Aqui surge outro aspecto extremamente sutil da dor. Como os homens estão se tornando cada vez mais conscientes do parentesco, uns com os outros, eles tendem a reagir com crescente acuidade à angústia e à dificuldade da situação humana. E eles choram, como o peregrino de antigamente chorou para o barqueiro:
"Christopher, Christopher, mostre-nos o caminho.
Para carregar o mundo e seus fardos hoje.
Através da chuva, da névoa e do spray ofuscante..."
que é uma reação emocional à dor, e não um dos degraus da escada pela qual os homens se elevam acima dela. Assim, o sofrimento - a dor - surge em outro aspecto, até que se aprenda que não se pode tirar muito dos ombros de outras pessoas. Em nenhuma circunstância o direito divino de ficar sozinho, de seguir em frente com a força de sua própria alma, deve ser tirado de um ser humano. Fique ao lado dos outros, sim. Fortaleça-os de todas as formas possíveis, sim. Mas reconheça o direito deles de trilhar o caminho com sua própria força e com a luz da sabedoria que alcançaram. Aqui está a dor em outra dimensão, à medida que se aprende a enfrentar a dor do mundo e a não se deixar abater por ela.

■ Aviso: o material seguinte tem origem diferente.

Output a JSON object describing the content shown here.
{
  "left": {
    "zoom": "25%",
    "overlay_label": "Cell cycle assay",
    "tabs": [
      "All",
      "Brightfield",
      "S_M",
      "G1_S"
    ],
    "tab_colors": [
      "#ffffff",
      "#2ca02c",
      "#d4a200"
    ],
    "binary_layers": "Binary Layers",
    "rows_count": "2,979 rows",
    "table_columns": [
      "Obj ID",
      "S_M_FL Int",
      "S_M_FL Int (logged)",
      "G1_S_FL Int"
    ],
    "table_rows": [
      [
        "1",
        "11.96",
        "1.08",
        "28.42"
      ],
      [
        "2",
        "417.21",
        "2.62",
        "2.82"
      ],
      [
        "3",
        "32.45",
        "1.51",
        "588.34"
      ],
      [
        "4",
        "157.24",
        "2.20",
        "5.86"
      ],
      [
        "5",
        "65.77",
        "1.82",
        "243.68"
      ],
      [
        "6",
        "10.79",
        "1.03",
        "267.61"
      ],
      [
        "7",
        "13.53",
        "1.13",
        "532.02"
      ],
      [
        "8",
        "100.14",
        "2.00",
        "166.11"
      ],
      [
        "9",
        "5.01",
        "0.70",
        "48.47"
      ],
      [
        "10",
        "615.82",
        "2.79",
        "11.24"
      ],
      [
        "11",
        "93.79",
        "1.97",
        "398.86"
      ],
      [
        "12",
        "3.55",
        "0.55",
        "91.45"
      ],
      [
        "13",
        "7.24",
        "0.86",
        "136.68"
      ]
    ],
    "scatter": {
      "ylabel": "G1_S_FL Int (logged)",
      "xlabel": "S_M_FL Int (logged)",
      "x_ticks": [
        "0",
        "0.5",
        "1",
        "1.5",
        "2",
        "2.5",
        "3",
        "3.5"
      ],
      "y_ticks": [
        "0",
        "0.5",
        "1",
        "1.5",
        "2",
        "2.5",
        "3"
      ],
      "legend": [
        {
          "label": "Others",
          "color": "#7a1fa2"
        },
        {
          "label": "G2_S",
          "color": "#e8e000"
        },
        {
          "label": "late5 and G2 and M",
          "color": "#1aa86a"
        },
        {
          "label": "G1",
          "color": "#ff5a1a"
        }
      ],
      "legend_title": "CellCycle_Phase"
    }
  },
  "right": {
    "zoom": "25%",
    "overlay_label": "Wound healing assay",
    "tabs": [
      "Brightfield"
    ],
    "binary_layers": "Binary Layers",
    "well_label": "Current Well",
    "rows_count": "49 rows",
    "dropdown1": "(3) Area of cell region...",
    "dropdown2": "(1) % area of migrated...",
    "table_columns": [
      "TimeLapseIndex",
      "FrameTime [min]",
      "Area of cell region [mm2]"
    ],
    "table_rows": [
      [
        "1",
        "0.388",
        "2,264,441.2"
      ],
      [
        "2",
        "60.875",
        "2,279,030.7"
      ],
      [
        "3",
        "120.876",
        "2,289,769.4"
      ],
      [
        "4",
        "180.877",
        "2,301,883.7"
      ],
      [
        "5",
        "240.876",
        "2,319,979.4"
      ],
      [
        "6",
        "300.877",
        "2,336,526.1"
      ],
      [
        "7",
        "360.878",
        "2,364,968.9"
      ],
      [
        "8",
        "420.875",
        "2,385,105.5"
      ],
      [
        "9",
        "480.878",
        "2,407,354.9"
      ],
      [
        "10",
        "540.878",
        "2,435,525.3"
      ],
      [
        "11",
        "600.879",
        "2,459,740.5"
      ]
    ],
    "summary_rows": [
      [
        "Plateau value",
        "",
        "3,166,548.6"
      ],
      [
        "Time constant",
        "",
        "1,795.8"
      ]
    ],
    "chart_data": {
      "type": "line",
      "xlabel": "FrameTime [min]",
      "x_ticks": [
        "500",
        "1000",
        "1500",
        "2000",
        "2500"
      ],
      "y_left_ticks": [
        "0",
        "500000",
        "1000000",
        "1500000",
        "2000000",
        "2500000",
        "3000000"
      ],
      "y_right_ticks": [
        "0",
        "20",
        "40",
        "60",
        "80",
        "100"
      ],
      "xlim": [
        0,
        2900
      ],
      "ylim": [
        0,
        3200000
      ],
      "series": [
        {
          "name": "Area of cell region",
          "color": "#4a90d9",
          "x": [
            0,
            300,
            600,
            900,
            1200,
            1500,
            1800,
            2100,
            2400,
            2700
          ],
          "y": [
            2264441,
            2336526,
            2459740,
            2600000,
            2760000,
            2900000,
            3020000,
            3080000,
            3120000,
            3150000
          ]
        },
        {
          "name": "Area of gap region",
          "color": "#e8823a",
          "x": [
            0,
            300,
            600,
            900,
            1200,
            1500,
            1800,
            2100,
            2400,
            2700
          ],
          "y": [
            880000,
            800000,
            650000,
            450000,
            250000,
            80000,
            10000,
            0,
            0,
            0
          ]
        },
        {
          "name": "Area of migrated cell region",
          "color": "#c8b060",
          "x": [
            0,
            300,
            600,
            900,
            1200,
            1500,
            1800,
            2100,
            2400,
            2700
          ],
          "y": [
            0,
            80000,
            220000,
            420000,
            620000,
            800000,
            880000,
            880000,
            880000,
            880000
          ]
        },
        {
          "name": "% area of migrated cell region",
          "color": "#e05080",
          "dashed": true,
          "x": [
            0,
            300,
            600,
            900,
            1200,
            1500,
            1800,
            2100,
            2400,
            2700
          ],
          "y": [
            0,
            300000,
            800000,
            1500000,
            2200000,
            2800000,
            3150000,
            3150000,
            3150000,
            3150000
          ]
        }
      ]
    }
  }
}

Hoje em dia, muitas pessoas estão cientes de uma espécie de vento de mudança que está soprando nos grupos espirituais de todo o mundo, um vento que tende a dissipar algumas das névoas de miragem e ilusão que, por muito tempo, impediram os homens de realizar seu potencial divino. Um resultado disso é uma espécie de expectativa com relação à evolução espiritual da humanidade. Em todos os tipos de lugares, entre muitos tipos de pessoas, fala-se sobre a exteriorização da Hierarquia e o surgimento de outro Instrutor Mundial. O que nem sempre é reconhecido é que esses acontecimentos envolverão dor. Porque com a chegada de um novo raio de energia, com o início de uma nova era, inevitavelmente haverá muita perturbação da forma, muita quebra dos padrões aceitos, muita intensificação da capacidade vibratória, até que as demonstrações de vida existentes tenham alcançado as adaptações que lhes permitirão receber e suportar as potências que chegam.
Talvez aqui resida a apoteose da dor - a dor que, nos longos corredores do tempo, tem instigado, empurrado e atormentado os homens até que agora, por meio de sua ação, eles sejam capazes de responder às energias divinas que estão se impondo no planeta e de se tornarem cooperadores da Hierarquia na demonstração do Propósito divino e no estabelecimento do Plano divino na Terra.